Population Matters

Interrupting the Cycle of Hunger in the Horn

August 12th, 2011

The worst drought in East Africa in 60 years has turned into a famine of epic proportions in much of Somalia.  The numbers are staggering.  Of the 9.9 million people living in Somalia, 3.7 million of them are in crisis, according to UN Secretary-General Ban Ki-moon, with some 12.4 million at risk across the Horn of Africa.  In southern Somalia in just the last three months, over 29,000 children under the age of 5 have died.  An estimated 640,000 Somali children are currently acutely malnourished.

The UN’s declaration of famine on July 20 signifies that “acute malnutrition rates among children exceed 30 percent, more than 2 people per 10,000 die per day and people are not able to access food and other basic necessities.”

Somalia’s last severe famine occurred from 1991 to 1993; 240,000-280,000 people died and up to 2 million were displaced.  Unfortunately, not much appears to have changed in the last 20 years.  Child hunger is a chronic problem in Somalia. In fact, the infant mortality rate in 2009 was the same as that in 1990, with 40 percent of children exhibiting signs of malnutrition before the current drought.  While the situation may not have changed much between these two famines, we now have another opportunity to implement a new strategy for fighting hunger on the Horn of Africa.  As Secretary of State Clinton said at the International Food Policy Research Institute on Thursday, we must work to fight chronic and acute hunger in Somalia; these conditions are not “inevitable.”

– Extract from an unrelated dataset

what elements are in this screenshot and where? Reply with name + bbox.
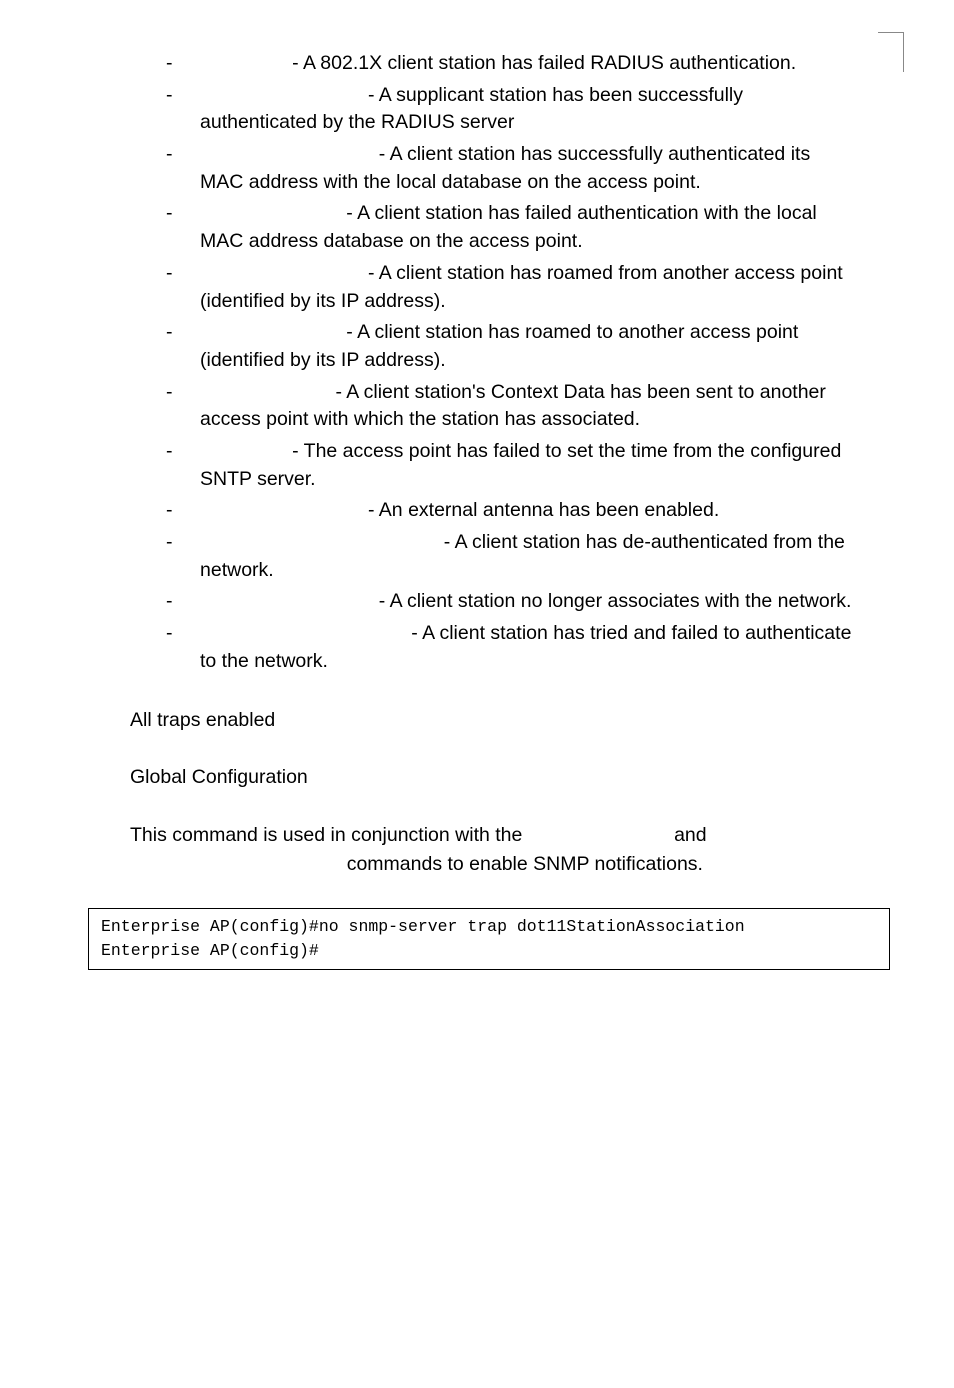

While the international community works in the short-term to get emergency aid to those who need it, longer-term plans are being developed to make Somalia and other countries in the region more resilient and food secure.  Governance, infrastructure, and agricultural reforms are all part of any comprehensive solution.  However, in order for reforms to efficiently take root, family planning must be included. Somalia’s 9.9 million population is projected to jump to 13.3 million by 2025 and 22.6 million in 2050.  If we don’t make family planning and reproductive health services more widely available in the country, it will be difficult, if not impossible, to make Somalia food secure.

Even prior to the famine, 32% of children in Somalia under the age of five were moderately or severely underweight, 13% suffered from moderate to severe wasting and 42% from moderate to severe stunting.  These poor outcomes begin in pregnancy; the child of an undernourished woman is more likely to suffer from permanent stunting.  However, only 1% of married women in Somalia use modern contraception, and the total fertility rate is a world-high 6.4 children per woman.  Without better access to reproductive health services, including contraceptives and neo-natal care, maternal and infant mortality rates will remain unacceptably high, and children will be inadequately nourished.

Empowering women should be an integral part of any long-term strategy for combating hunger and improving lives in Somalia.  It is one of the worst places in the world to be a woman: over 50% of the agricultural workforce is female, maternal mortality is shockingly high, and women have little control over their lives, including their reproductive lives.  In Somalia, as in many developing countries, the first and most vital step to improving food security and preventing famine is improving the lives of women.